I totally agree and neither did I say that, although I can see how my sentence could be misunderstood.

[url=http://meincmagazine.com/civis/viewtopic.php?p=24561533#p24561533:1b6mbhpc said:
DrPizza[/url]":1b6mbhpc]
C++ is not synonymous with "virtual dispatch". C++ features such as templates are arguably as important as virtual dispatch--perhaps even more important, in fact, if you're to judge by the design of the C++ Standard Library--and can often reduce runtime overhead, relative to comparable C implementations.
Umn yes, which is why I said that C++ templates give you advantages compared to C which you could otherwise only get by copious code duplication (the obvious example being qsort with function pointers being horribly slow compared to std::sort).

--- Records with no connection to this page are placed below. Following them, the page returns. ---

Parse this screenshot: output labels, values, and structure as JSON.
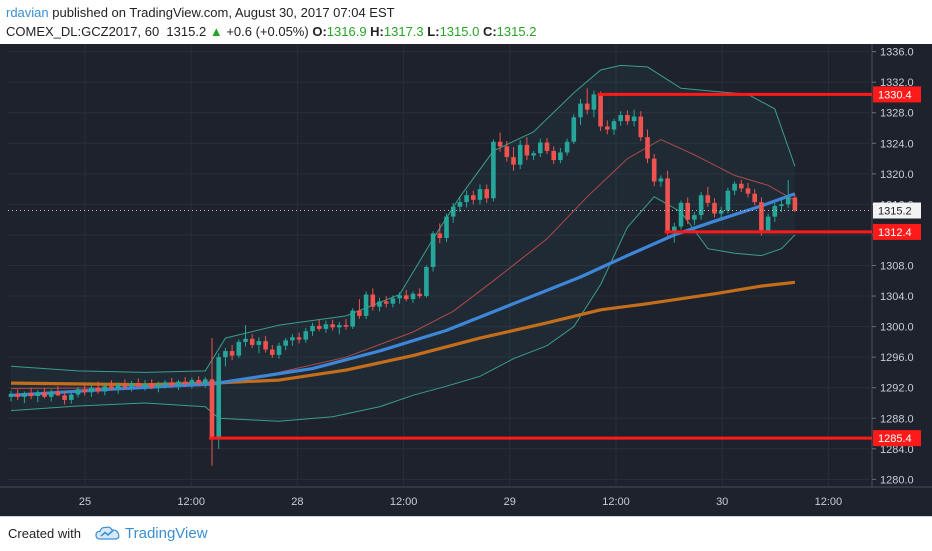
{
  "header": {
    "author": "rdavian",
    "published_text": "published on TradingView.com, August 30, 2017 07:04 EST",
    "symbol": "COMEX_DL:GCZ2017, 60",
    "last_price": "1315.2",
    "change": "+0.6 (+0.05%)",
    "open_label": "O:",
    "open_value": "1316.9",
    "high_label": "H:",
    "high_value": "1317.3",
    "low_label": "L:",
    "low_value": "1315.0",
    "close_label": "C:",
    "close_value": "1315.2"
  },
  "footer": {
    "created_with": "Created with",
    "brand": "TradingView"
  },
  "colors": {
    "background": "#1e222d",
    "grid": "#2a2e39",
    "candle_up": "#26a69a",
    "candle_down": "#ef5350",
    "ema_fast": "#3d86d9",
    "ema_slow": "#c46e1c",
    "bollinger": "#3a9e88",
    "bollinger_mid": "#b04a4a",
    "level_line": "#ff1a1a",
    "price_line": "#e8b0b8"
  },
  "chart_data": {
    "type": "candlestick",
    "symbol": "COMEX_DL:GCZ2017",
    "interval": "60",
    "ylim": [
      1279,
      1337
    ],
    "y_ticks": [
      1280.0,
      1284.0,
      1288.0,
      1292.0,
      1296.0,
      1300.0,
      1304.0,
      1308.0,
      1312.0,
      1316.0,
      1320.0,
      1324.0,
      1328.0,
      1332.0,
      1336.0
    ],
    "x_ticks": [
      "25",
      "12:00",
      "28",
      "12:00",
      "29",
      "12:00",
      "30",
      "12:00"
    ],
    "candles": [
      {
        "o": 1290.8,
        "h": 1291.6,
        "l": 1290.2,
        "c": 1291.2
      },
      {
        "o": 1291.2,
        "h": 1291.8,
        "l": 1290.4,
        "c": 1290.8
      },
      {
        "o": 1290.8,
        "h": 1291.5,
        "l": 1290.0,
        "c": 1291.3
      },
      {
        "o": 1291.3,
        "h": 1292.0,
        "l": 1290.5,
        "c": 1290.9
      },
      {
        "o": 1290.9,
        "h": 1291.7,
        "l": 1290.1,
        "c": 1291.4
      },
      {
        "o": 1291.4,
        "h": 1291.9,
        "l": 1290.6,
        "c": 1290.8
      },
      {
        "o": 1290.8,
        "h": 1291.8,
        "l": 1290.2,
        "c": 1291.5
      },
      {
        "o": 1291.5,
        "h": 1292.2,
        "l": 1290.9,
        "c": 1291.0
      },
      {
        "o": 1291.0,
        "h": 1291.6,
        "l": 1289.8,
        "c": 1290.4
      },
      {
        "o": 1290.4,
        "h": 1291.4,
        "l": 1289.9,
        "c": 1291.1
      },
      {
        "o": 1291.1,
        "h": 1292.1,
        "l": 1290.7,
        "c": 1291.8
      },
      {
        "o": 1291.8,
        "h": 1292.5,
        "l": 1291.0,
        "c": 1291.4
      },
      {
        "o": 1291.4,
        "h": 1292.4,
        "l": 1290.8,
        "c": 1292.0
      },
      {
        "o": 1292.0,
        "h": 1292.8,
        "l": 1291.2,
        "c": 1291.5
      },
      {
        "o": 1291.5,
        "h": 1292.6,
        "l": 1291.0,
        "c": 1292.2
      },
      {
        "o": 1292.2,
        "h": 1293.0,
        "l": 1291.6,
        "c": 1291.9
      },
      {
        "o": 1291.9,
        "h": 1292.7,
        "l": 1291.2,
        "c": 1292.4
      },
      {
        "o": 1292.4,
        "h": 1293.1,
        "l": 1291.7,
        "c": 1292.1
      },
      {
        "o": 1292.1,
        "h": 1292.9,
        "l": 1291.5,
        "c": 1292.6
      },
      {
        "o": 1292.6,
        "h": 1293.2,
        "l": 1291.9,
        "c": 1292.2
      },
      {
        "o": 1292.2,
        "h": 1293.0,
        "l": 1291.6,
        "c": 1292.5
      },
      {
        "o": 1292.5,
        "h": 1293.1,
        "l": 1291.8,
        "c": 1292.0
      },
      {
        "o": 1292.0,
        "h": 1292.8,
        "l": 1291.4,
        "c": 1292.4
      },
      {
        "o": 1292.4,
        "h": 1293.0,
        "l": 1291.9,
        "c": 1292.7
      },
      {
        "o": 1292.7,
        "h": 1293.3,
        "l": 1292.0,
        "c": 1292.3
      },
      {
        "o": 1292.3,
        "h": 1293.0,
        "l": 1291.7,
        "c": 1292.8
      },
      {
        "o": 1292.8,
        "h": 1293.4,
        "l": 1292.1,
        "c": 1292.5
      },
      {
        "o": 1292.5,
        "h": 1293.3,
        "l": 1291.9,
        "c": 1293.0
      },
      {
        "o": 1293.0,
        "h": 1293.5,
        "l": 1292.2,
        "c": 1292.6
      },
      {
        "o": 1292.6,
        "h": 1293.4,
        "l": 1292.0,
        "c": 1293.1
      },
      {
        "o": 1293.1,
        "h": 1298.5,
        "l": 1281.8,
        "c": 1285.4
      },
      {
        "o": 1285.4,
        "h": 1296.5,
        "l": 1284.0,
        "c": 1296.0
      },
      {
        "o": 1296.0,
        "h": 1297.2,
        "l": 1294.8,
        "c": 1296.8
      },
      {
        "o": 1296.8,
        "h": 1297.6,
        "l": 1295.6,
        "c": 1296.2
      },
      {
        "o": 1296.2,
        "h": 1298.3,
        "l": 1295.9,
        "c": 1298.0
      },
      {
        "o": 1298.0,
        "h": 1300.2,
        "l": 1297.4,
        "c": 1298.4
      },
      {
        "o": 1298.4,
        "h": 1299.0,
        "l": 1297.2,
        "c": 1297.6
      },
      {
        "o": 1297.6,
        "h": 1298.6,
        "l": 1296.5,
        "c": 1298.1
      },
      {
        "o": 1298.1,
        "h": 1298.8,
        "l": 1296.6,
        "c": 1297.0
      },
      {
        "o": 1297.0,
        "h": 1297.6,
        "l": 1295.9,
        "c": 1296.3
      },
      {
        "o": 1296.3,
        "h": 1297.9,
        "l": 1295.8,
        "c": 1297.5
      },
      {
        "o": 1297.5,
        "h": 1298.5,
        "l": 1296.9,
        "c": 1298.2
      },
      {
        "o": 1298.2,
        "h": 1299.0,
        "l": 1297.5,
        "c": 1298.6
      },
      {
        "o": 1298.6,
        "h": 1299.2,
        "l": 1297.8,
        "c": 1298.3
      },
      {
        "o": 1298.3,
        "h": 1299.8,
        "l": 1297.9,
        "c": 1299.4
      },
      {
        "o": 1299.4,
        "h": 1300.5,
        "l": 1298.8,
        "c": 1300.1
      },
      {
        "o": 1300.1,
        "h": 1300.9,
        "l": 1299.4,
        "c": 1299.7
      },
      {
        "o": 1299.7,
        "h": 1300.8,
        "l": 1299.2,
        "c": 1300.3
      },
      {
        "o": 1300.3,
        "h": 1300.9,
        "l": 1299.5,
        "c": 1299.9
      },
      {
        "o": 1299.9,
        "h": 1300.6,
        "l": 1299.0,
        "c": 1300.2
      },
      {
        "o": 1300.2,
        "h": 1301.0,
        "l": 1299.6,
        "c": 1300.0
      },
      {
        "o": 1300.0,
        "h": 1302.4,
        "l": 1299.7,
        "c": 1302.1
      },
      {
        "o": 1302.1,
        "h": 1303.6,
        "l": 1301.0,
        "c": 1301.4
      },
      {
        "o": 1301.4,
        "h": 1304.6,
        "l": 1301.0,
        "c": 1304.2
      },
      {
        "o": 1304.2,
        "h": 1305.0,
        "l": 1302.1,
        "c": 1302.6
      },
      {
        "o": 1302.6,
        "h": 1303.8,
        "l": 1302.0,
        "c": 1303.3
      },
      {
        "o": 1303.3,
        "h": 1304.0,
        "l": 1302.5,
        "c": 1303.0
      },
      {
        "o": 1303.0,
        "h": 1304.1,
        "l": 1302.5,
        "c": 1303.7
      },
      {
        "o": 1303.7,
        "h": 1304.5,
        "l": 1303.0,
        "c": 1304.1
      },
      {
        "o": 1304.1,
        "h": 1304.8,
        "l": 1303.3,
        "c": 1303.6
      },
      {
        "o": 1303.6,
        "h": 1304.6,
        "l": 1303.1,
        "c": 1304.3
      },
      {
        "o": 1304.3,
        "h": 1305.0,
        "l": 1303.7,
        "c": 1304.0
      },
      {
        "o": 1304.0,
        "h": 1308.0,
        "l": 1303.8,
        "c": 1307.8
      },
      {
        "o": 1307.8,
        "h": 1312.5,
        "l": 1307.2,
        "c": 1312.2
      },
      {
        "o": 1312.2,
        "h": 1313.5,
        "l": 1310.9,
        "c": 1311.6
      },
      {
        "o": 1311.6,
        "h": 1314.8,
        "l": 1311.1,
        "c": 1314.4
      },
      {
        "o": 1314.4,
        "h": 1316.2,
        "l": 1313.6,
        "c": 1315.7
      },
      {
        "o": 1315.7,
        "h": 1316.9,
        "l": 1315.0,
        "c": 1316.3
      },
      {
        "o": 1316.3,
        "h": 1317.8,
        "l": 1315.6,
        "c": 1317.2
      },
      {
        "o": 1317.2,
        "h": 1317.8,
        "l": 1316.0,
        "c": 1316.6
      },
      {
        "o": 1316.6,
        "h": 1318.6,
        "l": 1316.0,
        "c": 1318.0
      },
      {
        "o": 1318.0,
        "h": 1318.6,
        "l": 1316.2,
        "c": 1316.8
      },
      {
        "o": 1316.8,
        "h": 1324.5,
        "l": 1316.4,
        "c": 1324.2
      },
      {
        "o": 1324.2,
        "h": 1325.4,
        "l": 1322.9,
        "c": 1323.6
      },
      {
        "o": 1323.6,
        "h": 1324.3,
        "l": 1321.6,
        "c": 1322.2
      },
      {
        "o": 1322.2,
        "h": 1323.5,
        "l": 1320.4,
        "c": 1321.2
      },
      {
        "o": 1321.2,
        "h": 1324.4,
        "l": 1320.6,
        "c": 1323.8
      },
      {
        "o": 1323.8,
        "h": 1324.8,
        "l": 1321.8,
        "c": 1322.4
      },
      {
        "o": 1322.4,
        "h": 1323.0,
        "l": 1321.8,
        "c": 1322.7
      },
      {
        "o": 1322.7,
        "h": 1324.6,
        "l": 1322.2,
        "c": 1324.1
      },
      {
        "o": 1324.1,
        "h": 1324.7,
        "l": 1322.6,
        "c": 1323.0
      },
      {
        "o": 1323.0,
        "h": 1323.6,
        "l": 1321.3,
        "c": 1321.8
      },
      {
        "o": 1321.8,
        "h": 1323.4,
        "l": 1321.4,
        "c": 1322.8
      },
      {
        "o": 1322.8,
        "h": 1324.6,
        "l": 1322.4,
        "c": 1324.2
      },
      {
        "o": 1324.2,
        "h": 1327.8,
        "l": 1323.9,
        "c": 1327.4
      },
      {
        "o": 1327.4,
        "h": 1329.8,
        "l": 1326.4,
        "c": 1329.2
      },
      {
        "o": 1329.2,
        "h": 1331.2,
        "l": 1327.8,
        "c": 1328.4
      },
      {
        "o": 1328.4,
        "h": 1330.9,
        "l": 1327.4,
        "c": 1330.4
      },
      {
        "o": 1330.4,
        "h": 1330.8,
        "l": 1325.6,
        "c": 1326.2
      },
      {
        "o": 1326.2,
        "h": 1327.0,
        "l": 1325.2,
        "c": 1325.8
      },
      {
        "o": 1325.8,
        "h": 1327.2,
        "l": 1325.1,
        "c": 1326.9
      },
      {
        "o": 1326.9,
        "h": 1328.2,
        "l": 1326.3,
        "c": 1327.7
      },
      {
        "o": 1327.7,
        "h": 1328.3,
        "l": 1326.4,
        "c": 1326.9
      },
      {
        "o": 1326.9,
        "h": 1328.4,
        "l": 1326.2,
        "c": 1327.5
      },
      {
        "o": 1327.5,
        "h": 1328.2,
        "l": 1324.3,
        "c": 1324.8
      },
      {
        "o": 1324.8,
        "h": 1325.8,
        "l": 1321.4,
        "c": 1322.0
      },
      {
        "o": 1322.0,
        "h": 1322.6,
        "l": 1318.4,
        "c": 1319.0
      },
      {
        "o": 1319.0,
        "h": 1319.8,
        "l": 1318.3,
        "c": 1319.4
      },
      {
        "o": 1319.4,
        "h": 1320.4,
        "l": 1311.9,
        "c": 1312.4
      },
      {
        "o": 1312.4,
        "h": 1313.6,
        "l": 1311.0,
        "c": 1313.1
      },
      {
        "o": 1313.1,
        "h": 1316.5,
        "l": 1312.7,
        "c": 1316.2
      },
      {
        "o": 1316.2,
        "h": 1316.9,
        "l": 1313.4,
        "c": 1314.0
      },
      {
        "o": 1314.0,
        "h": 1315.0,
        "l": 1313.3,
        "c": 1314.6
      },
      {
        "o": 1314.6,
        "h": 1317.6,
        "l": 1314.0,
        "c": 1317.2
      },
      {
        "o": 1317.2,
        "h": 1318.3,
        "l": 1315.7,
        "c": 1316.2
      },
      {
        "o": 1316.2,
        "h": 1316.8,
        "l": 1314.3,
        "c": 1314.8
      },
      {
        "o": 1314.8,
        "h": 1315.7,
        "l": 1314.1,
        "c": 1315.2
      },
      {
        "o": 1315.2,
        "h": 1318.2,
        "l": 1314.8,
        "c": 1317.8
      },
      {
        "o": 1317.8,
        "h": 1319.0,
        "l": 1317.2,
        "c": 1318.7
      },
      {
        "o": 1318.7,
        "h": 1319.2,
        "l": 1317.6,
        "c": 1318.1
      },
      {
        "o": 1318.1,
        "h": 1318.8,
        "l": 1316.9,
        "c": 1317.4
      },
      {
        "o": 1317.4,
        "h": 1318.0,
        "l": 1315.9,
        "c": 1316.3
      },
      {
        "o": 1316.3,
        "h": 1316.9,
        "l": 1311.9,
        "c": 1312.6
      },
      {
        "o": 1312.6,
        "h": 1314.8,
        "l": 1312.2,
        "c": 1314.4
      },
      {
        "o": 1314.4,
        "h": 1316.2,
        "l": 1313.7,
        "c": 1315.8
      },
      {
        "o": 1315.8,
        "h": 1316.6,
        "l": 1315.0,
        "c": 1316.0
      },
      {
        "o": 1316.0,
        "h": 1319.2,
        "l": 1315.5,
        "c": 1316.9
      },
      {
        "o": 1316.9,
        "h": 1317.3,
        "l": 1315.0,
        "c": 1315.2
      }
    ],
    "ema_fast": [
      [
        0,
        1291.0
      ],
      [
        15,
        1291.8
      ],
      [
        30,
        1292.5
      ],
      [
        45,
        1294.5
      ],
      [
        55,
        1296.8
      ],
      [
        65,
        1299.5
      ],
      [
        75,
        1303.0
      ],
      [
        85,
        1306.5
      ],
      [
        92,
        1309.3
      ],
      [
        99,
        1312.0
      ],
      [
        105,
        1313.8
      ],
      [
        112,
        1315.8
      ],
      [
        117,
        1317.4
      ]
    ],
    "ema_slow": [
      [
        0,
        1292.6
      ],
      [
        20,
        1292.4
      ],
      [
        30,
        1292.6
      ],
      [
        40,
        1293.0
      ],
      [
        50,
        1294.3
      ],
      [
        60,
        1296.2
      ],
      [
        70,
        1298.5
      ],
      [
        80,
        1300.5
      ],
      [
        88,
        1302.2
      ],
      [
        95,
        1303.0
      ],
      [
        105,
        1304.3
      ],
      [
        112,
        1305.3
      ],
      [
        117,
        1305.8
      ]
    ],
    "bollinger_upper": [
      [
        0,
        1294.8
      ],
      [
        10,
        1294.2
      ],
      [
        20,
        1294.0
      ],
      [
        29,
        1294.2
      ],
      [
        32,
        1298.5
      ],
      [
        40,
        1300.2
      ],
      [
        50,
        1301.4
      ],
      [
        58,
        1304.2
      ],
      [
        63,
        1311.5
      ],
      [
        67,
        1317.0
      ],
      [
        72,
        1323.0
      ],
      [
        78,
        1325.5
      ],
      [
        84,
        1330.6
      ],
      [
        88,
        1333.6
      ],
      [
        91,
        1334.2
      ],
      [
        95,
        1334.0
      ],
      [
        100,
        1331.2
      ],
      [
        105,
        1330.8
      ],
      [
        110,
        1330.4
      ],
      [
        114,
        1328.5
      ],
      [
        117,
        1321.0
      ]
    ],
    "bollinger_lower": [
      [
        0,
        1289.0
      ],
      [
        10,
        1289.6
      ],
      [
        20,
        1290.0
      ],
      [
        29,
        1289.5
      ],
      [
        31,
        1288.0
      ],
      [
        40,
        1287.6
      ],
      [
        48,
        1288.2
      ],
      [
        55,
        1289.5
      ],
      [
        60,
        1291.0
      ],
      [
        65,
        1292.2
      ],
      [
        70,
        1293.5
      ],
      [
        75,
        1295.8
      ],
      [
        80,
        1297.5
      ],
      [
        84,
        1300.0
      ],
      [
        88,
        1305.5
      ],
      [
        92,
        1313.0
      ],
      [
        96,
        1317.0
      ],
      [
        100,
        1315.0
      ],
      [
        104,
        1310.2
      ],
      [
        108,
        1309.6
      ],
      [
        112,
        1309.3
      ],
      [
        115,
        1310.2
      ],
      [
        117,
        1312.0
      ]
    ],
    "bollinger_mid": [
      [
        0,
        1291.9
      ],
      [
        20,
        1292.0
      ],
      [
        30,
        1292.3
      ],
      [
        40,
        1294.0
      ],
      [
        50,
        1296.0
      ],
      [
        60,
        1299.3
      ],
      [
        66,
        1302.0
      ],
      [
        72,
        1306.0
      ],
      [
        80,
        1311.5
      ],
      [
        86,
        1317.0
      ],
      [
        92,
        1322.0
      ],
      [
        97,
        1324.5
      ],
      [
        102,
        1322.5
      ],
      [
        108,
        1319.8
      ],
      [
        113,
        1318.5
      ],
      [
        117,
        1316.5
      ]
    ],
    "horizontal_levels": [
      {
        "value": 1330.4,
        "label": "1330.4",
        "from_index": 88
      },
      {
        "value": 1312.4,
        "label": "1312.4",
        "from_index": 98
      },
      {
        "value": 1285.4,
        "label": "1285.4",
        "from_index": 30
      }
    ],
    "last_price_label": "1315.2"
  }
}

But templates have nothing to do with OOP and I still claim that the number of C++ programs that perform comparably to vanilla c programs and use OOP principles is vanishingly small (that obviously assumes that we don't go by "There's a class definition in the code, it's obviously object oriented!" there's more to it than that).


That's because there is no real alternative to, say, polymorphism in many cases.
I disagree, just because you pick polymorphism, etc. in say Java, doesn't mean that a corresponding C or LISP program would reinvent polymorphism to solve the same problem. Clearly the language influences the design process and decisions.